Posted by: lisa at May 24, 2007 12:00 PM

... not to mention the complications it creates where your 'progeny' is concerned. If you ask me (and you didn't), you are putting the cart before the horse.

Posted by: aliastaken at May 24, 2007 12:07 PM

Aliastaken--Without knowing the whole story, I can see why you'd think that.

Posted by: Leah at May 24, 2007 12:14 PM

I hear you on the rabid wanting of a house. I'll just be over here, quietly stressing out about my whole "moving to California but we don't know where yet and we don't have jobs yet and if we move there will we ever be able to buy a house" thing.

Posted by: felicity at May 24, 2007 07:02 PM

At least looking at houses is a step in the right direction.
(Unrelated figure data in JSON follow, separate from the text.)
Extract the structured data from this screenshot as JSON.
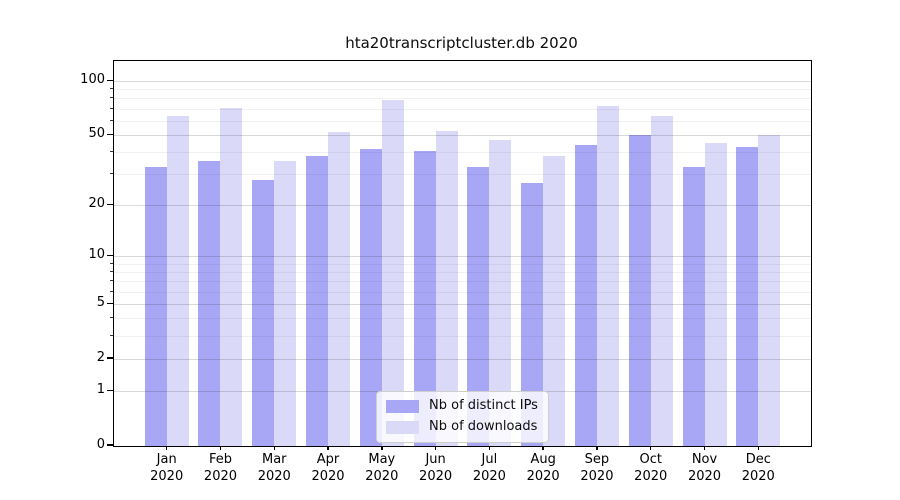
{
  "chart_data": {
    "type": "bar",
    "title": "hta20transcriptcluster.db 2020",
    "categories": [
      "Jan 2020",
      "Feb 2020",
      "Mar 2020",
      "Apr 2020",
      "May 2020",
      "Jun 2020",
      "Jul 2020",
      "Aug 2020",
      "Sep 2020",
      "Oct 2020",
      "Nov 2020",
      "Dec 2020"
    ],
    "x_tick_month": [
      "Jan",
      "Feb",
      "Mar",
      "Apr",
      "May",
      "Jun",
      "Jul",
      "Aug",
      "Sep",
      "Oct",
      "Nov",
      "Dec"
    ],
    "x_tick_year": "2020",
    "series": [
      {
        "name": "Nb of distinct IPs",
        "color": "#a7a7f6",
        "values": [
          33,
          36,
          28,
          38,
          42,
          41,
          33,
          27,
          44,
          50,
          33,
          43
        ]
      },
      {
        "name": "Nb of downloads",
        "color": "#dadaf8",
        "values": [
          64,
          71,
          36,
          52,
          79,
          53,
          47,
          38,
          73,
          64,
          45,
          50
        ]
      }
    ],
    "xlabel": "",
    "ylabel": "",
    "y_scale": "log1p",
    "ylim": [
      0,
      130
    ],
    "y_major_ticks": [
      0,
      1,
      2,
      5,
      10,
      20,
      50,
      100
    ],
    "y_minor_ticks": [
      3,
      4,
      6,
      7,
      8,
      9,
      30,
      40,
      60,
      70,
      80,
      90
    ],
    "grid": "horizontal",
    "legend_position": "lower center"
  }
}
I will give you some unsolicited advice, though, that I hope helps:

• That old dump isn't the only house, so don't be afraid to keep looking.

• You can change the house, which likely includes adding a dishwasher (even one of the roll-around kind), but ... and I stress ... you can't change the neighborhood. If this is somewhere you picture raising a family, make sure it's where you want to be. I live in an older, but still "nice" neighborhood, but some of the neighbors are hideous (fat, balding shirtless guys and snotty, rude kids ... a few junk cars ... ugh).

• Don't stress too much. Make it as fun as you possibly can, because it is fun buying a house. I mean, it's stressful, too, but you already know that. (whispering ... sometimes it's stressful to own a home, but I'm sure you already know that, too).

Posted by: Texas T-bone at May 25, 2007 09:46 AM

Holy cow... that is a lot of clothes. And also a lot of folding.